Big Data Analytics With Tableau


Hey fellas, recently I got an opportunity to work on SSRS reporting services that lead me to Big Data Analytics. And because of Big Data trends, I became interested in exploring the tableau software. There are now many tools available related to Big Data. I chose tableau.
I am not an expert in using this tableau software. I am still learning this technology and I am writing this article since I want to share my experience and things that I learn. So if there are any mistakes in the content then please notify me of your comments.
In this article, I will write a few basic things that I have learned and will continue writing few a more articles as I proceed. First, let us get started here talking about why we need Big Data systems.
Why Big Data?
Colin White says that global digital content created will increase some 30 times over the next ten years, to 35 zettabytes. One way of looking at big data is that it represents the large and rapidly growing volume of information that is mostly untapped by existing analytical applications and data warehousing systems. Examples of this data include high-volume sensor data, weblogs, videos, images, and social networking information from web sites such as FaceBook and Twitter. Organizations are interested in capturing and analyzing this data because it can add significant value to the decision making process. Such processing, however, may involve complex workloads that push the boundaries of what is possible using traditional data warehousing and data management techniques and technologies.
Facebook has grown to 500 million active users monthly, users in Q3 of 2010 and going up to Q3 of 2012 have eclipsed a billion. So in two years, they have doubled their user base. That insight thinks about one small change they made during the sign-up process that they learned from analyzing all the weblog data and all the web traffic data or big data that they were to double. This is a primary reason in my mind why many big companies are making a huge investment in these Big Data spaces. 
In classifying big data, Tata Consultancy Services Limited (TCS) looked at how much of the companies' data was structured versus unstructured, as well as how much was generated internally versus externally.

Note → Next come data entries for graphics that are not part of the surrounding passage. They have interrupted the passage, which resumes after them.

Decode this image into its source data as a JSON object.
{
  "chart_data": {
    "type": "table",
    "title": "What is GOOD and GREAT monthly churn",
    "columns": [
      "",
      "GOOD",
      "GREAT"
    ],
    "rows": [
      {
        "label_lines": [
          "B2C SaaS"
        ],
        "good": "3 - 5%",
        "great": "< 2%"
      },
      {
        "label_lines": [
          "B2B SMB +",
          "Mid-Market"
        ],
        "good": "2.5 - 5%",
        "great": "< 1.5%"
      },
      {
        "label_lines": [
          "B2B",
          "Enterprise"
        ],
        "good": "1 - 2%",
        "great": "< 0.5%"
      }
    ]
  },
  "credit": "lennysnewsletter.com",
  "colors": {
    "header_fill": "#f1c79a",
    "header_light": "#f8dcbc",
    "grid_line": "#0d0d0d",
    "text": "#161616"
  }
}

    - 51% of data is structured
   - 27% of data is unstructured
   - 21% of data is semi-structured
A much higher than the anticipated percentage of data was not structured, either unstructured or semi-structured, and a little less than a quarter of the data was external. (Source: Tata Consultancy Services Limited; The Emerging Big Returns on Big Data).
What is Big Data?
  • Unstructured: Big Data is unstructured. These are documents that are stored as videos and images, many kinds of various data types, and structures that don't fit nicely into rows and columns like a relational database schema.  
  • PetaBytes+: They are petabytes in scale. Companies like Facebook and Google have stored massive amounts of information. They need a way to analyze the data and these systems are the way they have chosen.  
  • Evolution of RDBMS: Big data systems are the evolution of RDBMS. These are new ways of storing data that allow much greater flexibility and much more scalability. 
  • Many Platforms: Big Data systems are not a single thing, there are many types and a variety of platforms and even within those there are various tools and technologies.
Managing and Analyzing Big Data
For the past two decades, most business analytics have been created using structured data extracted from operational systems and consolidated into a data warehouse. Big data dramatically increases both the number of data sources and the variety and volume of data that is useful for analysis. A high percentage of this data is often described as multi-structured to distinguish it from the structured operational data used to populate a data warehouse. In most organizations, multi-structured data is growing at a considerably faster rate than structured data. Two important data management trends for processing big data are relational DBMS products optimized for analytical workloads (often called analytic RDBMSs, or ADBMSs) and non-relational systems (sometimes called NoSQL systems) for processing multi-structured data. A non-relational system can be used to produce analytics from big data or to preprocess big data before it is consolidated into a data warehouse. says Colin White.


In this article, we have learned about Big Data and its importance.